The Australian share market managed to end the day in positive territory despite some end of quarter book-squaring and a weaker energy sector. Most of the gains were made by the big miners.
The S&P/ASX200 Index lifted 16 points to close at 4,838. On the futures market, the SPI is up 24 points.
In economic news: According to the Australian Bureau of Statistics retail sales rose 1.5 per cent in February. The result was better-than-expected and came on the back of a strong number from Queensland.
Figures from RP Data Rismark show Australia’s home prices were steady in February. The research group put it down to higher interest rates and several natural disasters.
And building approvals fell 7.4 per cent in February to 12,011 units...that’s down from an upwardly revised 12,975 units in January.
In company news: The Foreign Investment Review Board is expected to return its verdict on the takeover of the ASX by the Singapore Exchange earlier than expected. Unconfirmed reports suggest the FIRB is now looking at completing its assessment within the initial 30-day period specified under its legislation. The two exchanges were hoping for a longer timeframe so as to continue their lobbying efforts in Canberra...where the deal has failed to win many supporters. Shares in the ASX shed 0.23 per cent to close at $34.42.
And MAp Airports looks set to be at the centre of a looming tax investigation. The alleged tax avoidance scheme involves its stake in Copenhagen Airports. It’s claimed that withholding tax had not been paid on 400 million dollars in funds MAp transferred from the airport into a Bermudan tax haven. Copenhagen Airports chairman has called for Danish tax authorities to investigate the accusations. Shares in MAP Group lifting 0.33 per cent to close at $3.04.

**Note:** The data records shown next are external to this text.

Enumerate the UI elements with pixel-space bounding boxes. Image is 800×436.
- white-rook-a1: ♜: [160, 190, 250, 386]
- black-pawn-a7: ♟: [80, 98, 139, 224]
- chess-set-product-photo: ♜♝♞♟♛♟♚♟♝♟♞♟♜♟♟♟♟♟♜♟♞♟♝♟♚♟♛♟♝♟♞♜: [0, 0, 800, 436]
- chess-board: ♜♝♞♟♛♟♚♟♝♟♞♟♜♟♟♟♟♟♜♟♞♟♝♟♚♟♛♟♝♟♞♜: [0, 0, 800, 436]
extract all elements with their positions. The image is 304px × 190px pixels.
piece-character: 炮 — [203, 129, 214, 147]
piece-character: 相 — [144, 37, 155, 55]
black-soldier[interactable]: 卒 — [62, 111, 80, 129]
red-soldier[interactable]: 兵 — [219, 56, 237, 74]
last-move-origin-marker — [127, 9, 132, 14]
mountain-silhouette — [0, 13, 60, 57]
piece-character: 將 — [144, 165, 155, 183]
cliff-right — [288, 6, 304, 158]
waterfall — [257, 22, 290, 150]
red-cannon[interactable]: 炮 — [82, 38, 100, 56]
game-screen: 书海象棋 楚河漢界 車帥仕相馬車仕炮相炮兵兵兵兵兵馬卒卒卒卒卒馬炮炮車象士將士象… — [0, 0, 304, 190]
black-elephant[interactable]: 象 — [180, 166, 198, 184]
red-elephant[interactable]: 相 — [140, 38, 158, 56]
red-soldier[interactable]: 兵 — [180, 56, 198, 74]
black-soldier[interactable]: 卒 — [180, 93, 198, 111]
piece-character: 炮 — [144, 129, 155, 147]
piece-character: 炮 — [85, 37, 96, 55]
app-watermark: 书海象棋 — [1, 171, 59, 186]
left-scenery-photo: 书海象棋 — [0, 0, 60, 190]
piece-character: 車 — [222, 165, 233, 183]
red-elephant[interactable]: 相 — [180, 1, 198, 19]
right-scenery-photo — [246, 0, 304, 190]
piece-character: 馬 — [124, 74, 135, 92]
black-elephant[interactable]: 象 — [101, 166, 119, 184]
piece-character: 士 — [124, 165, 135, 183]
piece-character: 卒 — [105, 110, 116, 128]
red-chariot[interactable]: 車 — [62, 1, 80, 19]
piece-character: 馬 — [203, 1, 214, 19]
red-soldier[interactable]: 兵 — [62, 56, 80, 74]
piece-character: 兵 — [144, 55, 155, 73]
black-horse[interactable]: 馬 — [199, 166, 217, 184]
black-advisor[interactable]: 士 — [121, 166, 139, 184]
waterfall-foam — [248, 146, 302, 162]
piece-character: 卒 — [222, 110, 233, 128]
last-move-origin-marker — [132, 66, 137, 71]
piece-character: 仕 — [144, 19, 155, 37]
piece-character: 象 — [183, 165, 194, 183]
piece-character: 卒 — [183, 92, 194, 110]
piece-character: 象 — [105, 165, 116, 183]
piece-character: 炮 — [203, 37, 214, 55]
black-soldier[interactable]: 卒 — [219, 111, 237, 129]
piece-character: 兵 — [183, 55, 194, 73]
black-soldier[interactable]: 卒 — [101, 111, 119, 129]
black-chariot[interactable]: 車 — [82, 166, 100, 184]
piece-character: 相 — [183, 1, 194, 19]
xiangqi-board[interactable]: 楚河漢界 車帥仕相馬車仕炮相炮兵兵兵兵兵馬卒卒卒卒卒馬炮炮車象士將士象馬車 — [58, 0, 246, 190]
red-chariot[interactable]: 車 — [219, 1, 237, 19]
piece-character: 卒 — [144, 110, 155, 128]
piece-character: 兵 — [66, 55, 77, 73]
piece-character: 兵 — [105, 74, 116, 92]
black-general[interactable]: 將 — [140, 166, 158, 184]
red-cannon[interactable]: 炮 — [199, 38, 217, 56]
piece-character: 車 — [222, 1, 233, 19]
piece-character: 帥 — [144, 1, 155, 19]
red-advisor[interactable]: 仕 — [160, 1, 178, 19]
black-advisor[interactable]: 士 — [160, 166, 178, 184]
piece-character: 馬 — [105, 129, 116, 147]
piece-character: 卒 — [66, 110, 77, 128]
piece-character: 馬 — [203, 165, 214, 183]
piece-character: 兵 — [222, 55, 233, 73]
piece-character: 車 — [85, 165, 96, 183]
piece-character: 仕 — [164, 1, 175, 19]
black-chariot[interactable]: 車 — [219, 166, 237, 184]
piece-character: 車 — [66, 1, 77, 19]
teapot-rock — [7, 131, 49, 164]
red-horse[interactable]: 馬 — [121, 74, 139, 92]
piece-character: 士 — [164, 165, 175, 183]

Also making news: Transfield Services Infrastructure Fund has become the target of a takeover by Thai power producer Ratchaburi – the offer’s currently at a 38 per cent premium.
And Southern Cross Equities director Charlie Aitken has gone on the record saying he is increasingly convinced BHP Billiton is on the verge of a 50 billion bid for Woodside Petroleum.
In other news: News Corporation has appointed Rupert Murdoch’s youngest son, James Murdoch, into the newly created position of deputy chief operating officer.
The latest appointment has renewed speculation that James Murdoch will eventually succeed his father in the top job.
And Lynas Corporation has completed its 55 million dollar institutional placement. At a 5 per cent discount, the placement was oversubscribed and received strong demand from domestic and international institutional investors.
To the best and worst performing sectors now: The best performing sector today was Healthcare gaining 130 points to close at 8,886. The worst performing sector was Consumer Staples falling 56 points to close at 7,730.
The best performing stock in the S&P/ASX200 was Iluka Resources rising 8.75 per cent to close at $13.30. Shares in White Energy and Primary also closed in the black. The worst performing stock was Roc Oil, shedding 3.66 per cent to close at 39.5 cents. Shares in Kingsgate and St Barbara also closed weaker today.
In commodities, gold is trading at $US1,426 an ounce and Light crude is 32 cents firmer at $US104.59 a barrel.